Judge Scott Patton ruled Wednesday that the evidence against Richmond resident Johnny Jackson was not enough to meet even the burden of proof presented in preliminary hearings, where prosecutors must merely establish probable cause in order for the case to proceed. It is a low bar that requires only a “strong inference” of guilt, far less than the reasonable doubt standard jurors are given at criminal trials.

While dismissing all but a single felony gun possession count against Jackson, the judge upheld murder and gang charges against Trevor Green, 22, of Richmond and Ivory Bivins, 24, of Vallejo, ruling that there was enough evidence tying both men to the Nov. 6, 2021 Interstate 880 shooting in Oakland. Jasper, just weeks away from his second birthday, was riding southbound in his family’s car, and happened to cross paths with two northbound vehicles engaged in a gunfight at the exact moment someone fired a shot, police say.

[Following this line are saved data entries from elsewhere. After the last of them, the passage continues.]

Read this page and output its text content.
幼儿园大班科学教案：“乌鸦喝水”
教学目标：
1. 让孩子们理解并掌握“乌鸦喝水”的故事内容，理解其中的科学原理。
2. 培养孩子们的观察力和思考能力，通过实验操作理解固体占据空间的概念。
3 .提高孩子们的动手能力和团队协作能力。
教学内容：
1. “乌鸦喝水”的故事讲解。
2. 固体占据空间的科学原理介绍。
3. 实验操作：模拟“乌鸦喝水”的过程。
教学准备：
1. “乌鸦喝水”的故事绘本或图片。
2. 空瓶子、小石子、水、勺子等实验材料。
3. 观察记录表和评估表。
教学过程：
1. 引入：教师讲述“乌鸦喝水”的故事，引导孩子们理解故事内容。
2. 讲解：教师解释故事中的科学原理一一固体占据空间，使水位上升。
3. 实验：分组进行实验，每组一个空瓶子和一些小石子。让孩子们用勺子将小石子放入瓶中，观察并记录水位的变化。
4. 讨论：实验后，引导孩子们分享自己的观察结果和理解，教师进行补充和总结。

Jackson’s attorney, reached for comment Thursday, said Patton made the “correct decision” and that her client “did nothing to cause the tragic death of this child.”

“He was a victim of an unprovoked ambush on the freeway,” defense lawyer Annie Beles said.

Bivins’ attorney, Ernie Castillo, said he wasn’t surprised Jackson was largely discharged from the case. He said that the defense will present witnesses to dispute whether Bivins’ car was involved in the shooting, as prosecutors contend.

“The fight for Ivory really has just begun,” Castillo said.

The prosecution theory amounts to this: Jackson and another Bay Area man, Keison “Keke” Lee, were members of one San Francisco gang called Eddy Rock, while Green and Bivins are part of a rival gang known as Chopper City. Police have evidence that Lee and Jackson noticed a suspicious Infiniti following their Nissan through the streets of Oakland onto the freeway, and that a gunfight between the two cars started on Interstate 880, at the very moment Jasper happened to be riding in his family’s car.

Authorities contend that the Infiniti contained Green and Bivins, who face unrelated attempted murder charges in a shooting at Sunvalley Mall in Concord. A warrant served on Green’s home turned up ammunition similar to that used in the shooting.

Lee, who was wounded in the freeway shooting, never faced charges. By the time police identified him as a possible suspect, he’d been killed in a drive-by shooting on the 800 block of 81st Avenue in Oakland.